Спокойная уверенность в себе исчезла. Куприянов погрустнел. Именно погрустнел. Даже какая-то тоска, боль появилась в его глазах.

— Все, гражданин следователь. На сегодня все. И завтра не вызывайте, разговора не выйдет.

Назавтра я не мог не вызвать его. Но разговора действительно не получилось.

Я оперировал всеми своими догадками и предположениями. Но даже фактом, что его, Куприянова, видели выходящим из кинотеатра за десять минут до конца сеанса, мне не удалось его смутить.

— Там было темно. И не надо играть со мной в кошки-мышки. — Он отмахнулся так, словно не в этом дело, так, будто его раздражают эти пустяки. — Предположим, что убил Никитина я… Но у вас нет ни одного стоящего доказательства, и не будем морочить друг другу голову.

Не прошло и трех дней, как Куприянов попросился на очередной допрос и признался в убийстве.

Причины?

Никитин решил порвать с Куприяновым и явиться к прокурору с повинной.

Несколько раз, сопоставляя факты, хронометрируя события той злосчастной ночи, мы проверили показания Куприянова. На этот раз все складывалось точно.

И все же меня не оставляло ощущение незаконченности. В глубине души я не верил Куприянову. Не верил в бескорыстие Никитина. Смущала меня простота разгадок.

И снова допросы, невзирая на звонки из области, на упорство Куприянова, на недоумение прокурора и моего непосредственного начальства.

И опять неожиданно, как бы независимо от моих усилий, Куприянов вдруг заговорил:

— Это долгая история. Враз не управимся. Кое-что подзабыл. Улетело из памяти. В чем-то еще сам не разобрался. Буду путаться — поправляйте.

Долго и трудно мы шли к истине. Нелегкой работой это было для меня и мучением для Куприянова. Здесь я приведу рассказ Куприянова, подвергнув его некоторой литературной обработке, так как пересказывать все протоколы было бы утомительно.

Рассказ Куприянова, записанный мною с некоторыми дополнениями и обобщениями

Во второй школе их считали неразлучными. Хотя никто толком не понимал, что же их связывает, что общего могут иметь первый ученик Никитин и троечник, увалень, нелюдимый Куприянов. Да и можно ли было называть это дружбой?

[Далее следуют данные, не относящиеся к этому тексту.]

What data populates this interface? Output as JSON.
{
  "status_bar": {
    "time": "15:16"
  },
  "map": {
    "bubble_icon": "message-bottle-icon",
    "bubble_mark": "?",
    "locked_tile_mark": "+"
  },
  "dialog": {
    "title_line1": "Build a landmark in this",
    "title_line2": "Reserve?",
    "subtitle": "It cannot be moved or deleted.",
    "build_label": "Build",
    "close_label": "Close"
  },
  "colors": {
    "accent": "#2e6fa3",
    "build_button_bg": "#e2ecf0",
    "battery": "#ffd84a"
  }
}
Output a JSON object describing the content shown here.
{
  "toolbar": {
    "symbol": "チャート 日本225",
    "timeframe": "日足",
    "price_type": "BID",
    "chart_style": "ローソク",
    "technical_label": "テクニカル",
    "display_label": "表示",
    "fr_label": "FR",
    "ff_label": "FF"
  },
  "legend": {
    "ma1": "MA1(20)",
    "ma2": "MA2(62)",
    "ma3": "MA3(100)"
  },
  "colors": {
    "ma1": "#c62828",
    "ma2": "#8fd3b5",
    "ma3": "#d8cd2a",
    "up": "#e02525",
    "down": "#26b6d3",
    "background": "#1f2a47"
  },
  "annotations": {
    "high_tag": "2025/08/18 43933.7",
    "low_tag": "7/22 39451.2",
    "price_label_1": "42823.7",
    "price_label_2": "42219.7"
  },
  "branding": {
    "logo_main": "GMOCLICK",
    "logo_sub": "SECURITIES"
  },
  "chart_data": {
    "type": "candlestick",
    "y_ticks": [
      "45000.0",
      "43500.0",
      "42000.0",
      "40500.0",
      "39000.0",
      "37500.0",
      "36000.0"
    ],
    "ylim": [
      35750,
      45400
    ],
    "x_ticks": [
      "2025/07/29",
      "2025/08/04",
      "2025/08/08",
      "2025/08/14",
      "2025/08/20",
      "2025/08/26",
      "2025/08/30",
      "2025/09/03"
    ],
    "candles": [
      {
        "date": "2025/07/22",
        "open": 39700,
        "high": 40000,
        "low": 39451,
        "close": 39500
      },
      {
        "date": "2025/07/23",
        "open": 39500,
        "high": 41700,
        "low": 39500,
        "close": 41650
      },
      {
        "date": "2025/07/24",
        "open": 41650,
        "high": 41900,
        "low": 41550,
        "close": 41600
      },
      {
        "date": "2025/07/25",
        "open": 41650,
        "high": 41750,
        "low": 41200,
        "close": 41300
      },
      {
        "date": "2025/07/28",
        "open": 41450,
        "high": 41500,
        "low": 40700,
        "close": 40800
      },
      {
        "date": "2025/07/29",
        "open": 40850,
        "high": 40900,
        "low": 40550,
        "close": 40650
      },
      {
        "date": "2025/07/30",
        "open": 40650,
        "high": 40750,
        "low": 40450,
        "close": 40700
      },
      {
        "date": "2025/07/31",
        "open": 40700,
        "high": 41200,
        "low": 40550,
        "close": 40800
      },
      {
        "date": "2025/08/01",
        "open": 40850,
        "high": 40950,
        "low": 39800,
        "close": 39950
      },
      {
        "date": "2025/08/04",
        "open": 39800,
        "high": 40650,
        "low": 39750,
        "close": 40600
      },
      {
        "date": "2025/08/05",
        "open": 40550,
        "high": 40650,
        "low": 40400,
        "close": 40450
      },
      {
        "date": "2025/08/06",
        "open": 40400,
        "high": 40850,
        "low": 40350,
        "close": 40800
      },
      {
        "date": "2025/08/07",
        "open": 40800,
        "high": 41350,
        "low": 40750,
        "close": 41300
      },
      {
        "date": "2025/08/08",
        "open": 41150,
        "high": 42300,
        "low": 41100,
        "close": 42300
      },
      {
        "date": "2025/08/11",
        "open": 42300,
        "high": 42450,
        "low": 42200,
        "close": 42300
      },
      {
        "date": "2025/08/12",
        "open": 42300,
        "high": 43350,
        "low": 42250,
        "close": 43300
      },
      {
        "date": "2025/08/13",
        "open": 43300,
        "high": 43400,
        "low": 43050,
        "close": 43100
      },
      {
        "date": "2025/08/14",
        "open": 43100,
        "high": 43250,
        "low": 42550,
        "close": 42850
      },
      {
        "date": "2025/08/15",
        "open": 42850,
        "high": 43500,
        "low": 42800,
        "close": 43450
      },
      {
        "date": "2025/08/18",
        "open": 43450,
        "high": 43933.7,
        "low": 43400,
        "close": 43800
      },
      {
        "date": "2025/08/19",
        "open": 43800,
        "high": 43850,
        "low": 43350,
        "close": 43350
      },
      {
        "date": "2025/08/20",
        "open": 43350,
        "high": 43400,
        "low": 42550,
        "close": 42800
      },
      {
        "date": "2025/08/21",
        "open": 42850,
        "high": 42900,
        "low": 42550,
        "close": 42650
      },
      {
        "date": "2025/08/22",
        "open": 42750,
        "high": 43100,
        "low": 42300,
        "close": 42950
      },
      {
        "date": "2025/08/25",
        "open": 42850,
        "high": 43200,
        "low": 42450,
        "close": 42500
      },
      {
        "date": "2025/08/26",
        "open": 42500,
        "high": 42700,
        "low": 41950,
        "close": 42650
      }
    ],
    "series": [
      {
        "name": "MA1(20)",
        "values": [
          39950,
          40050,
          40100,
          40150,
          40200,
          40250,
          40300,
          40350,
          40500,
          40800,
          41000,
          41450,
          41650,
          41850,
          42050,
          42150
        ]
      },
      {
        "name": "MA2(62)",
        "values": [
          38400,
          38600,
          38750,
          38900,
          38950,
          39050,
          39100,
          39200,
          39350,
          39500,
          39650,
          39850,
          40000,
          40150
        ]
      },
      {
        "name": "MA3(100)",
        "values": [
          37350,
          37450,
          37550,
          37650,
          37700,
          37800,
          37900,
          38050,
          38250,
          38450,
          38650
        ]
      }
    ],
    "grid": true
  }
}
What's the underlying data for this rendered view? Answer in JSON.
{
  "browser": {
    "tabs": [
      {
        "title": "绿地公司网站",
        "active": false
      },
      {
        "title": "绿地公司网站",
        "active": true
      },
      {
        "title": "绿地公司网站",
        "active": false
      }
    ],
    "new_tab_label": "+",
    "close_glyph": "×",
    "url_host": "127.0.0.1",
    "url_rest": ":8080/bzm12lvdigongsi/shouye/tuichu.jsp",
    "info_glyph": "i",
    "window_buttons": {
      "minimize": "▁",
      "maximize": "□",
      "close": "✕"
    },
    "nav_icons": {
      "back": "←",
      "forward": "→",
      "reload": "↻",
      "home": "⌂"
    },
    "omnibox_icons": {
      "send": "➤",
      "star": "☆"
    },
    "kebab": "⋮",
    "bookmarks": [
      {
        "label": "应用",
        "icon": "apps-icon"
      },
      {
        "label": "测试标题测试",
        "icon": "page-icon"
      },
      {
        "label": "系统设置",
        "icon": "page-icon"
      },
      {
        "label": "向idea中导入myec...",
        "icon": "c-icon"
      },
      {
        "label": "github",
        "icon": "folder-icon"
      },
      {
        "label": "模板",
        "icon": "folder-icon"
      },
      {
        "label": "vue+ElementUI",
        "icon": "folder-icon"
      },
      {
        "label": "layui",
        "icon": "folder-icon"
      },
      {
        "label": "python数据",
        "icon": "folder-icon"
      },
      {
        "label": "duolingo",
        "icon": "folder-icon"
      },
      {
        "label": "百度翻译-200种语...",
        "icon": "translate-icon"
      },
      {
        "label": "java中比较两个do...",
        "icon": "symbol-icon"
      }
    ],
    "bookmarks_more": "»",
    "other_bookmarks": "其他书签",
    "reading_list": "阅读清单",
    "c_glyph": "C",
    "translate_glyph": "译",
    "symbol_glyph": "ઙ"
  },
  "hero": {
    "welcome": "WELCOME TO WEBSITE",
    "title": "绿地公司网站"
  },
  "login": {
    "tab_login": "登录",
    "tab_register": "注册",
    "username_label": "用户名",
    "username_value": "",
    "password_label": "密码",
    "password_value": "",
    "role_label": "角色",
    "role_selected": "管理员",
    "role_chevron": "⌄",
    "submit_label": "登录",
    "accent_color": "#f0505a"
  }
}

«Его не любили в классе, — рассказывал Куприянов. — Он долго был один. Доставалось ему от ребят частенько. Да и за дело. За ним была кличка Выскочка, так и звали его Вовочка-Выскочка. Любил он везде быть первым. А какое там первым, когда ниже всех ростом, да и подраться не умел. Правда, учителям не жаловался, когда его поколотят… Терпел. Вот он и старался головой взять. И верно, больше его у нас в классе никто не знал».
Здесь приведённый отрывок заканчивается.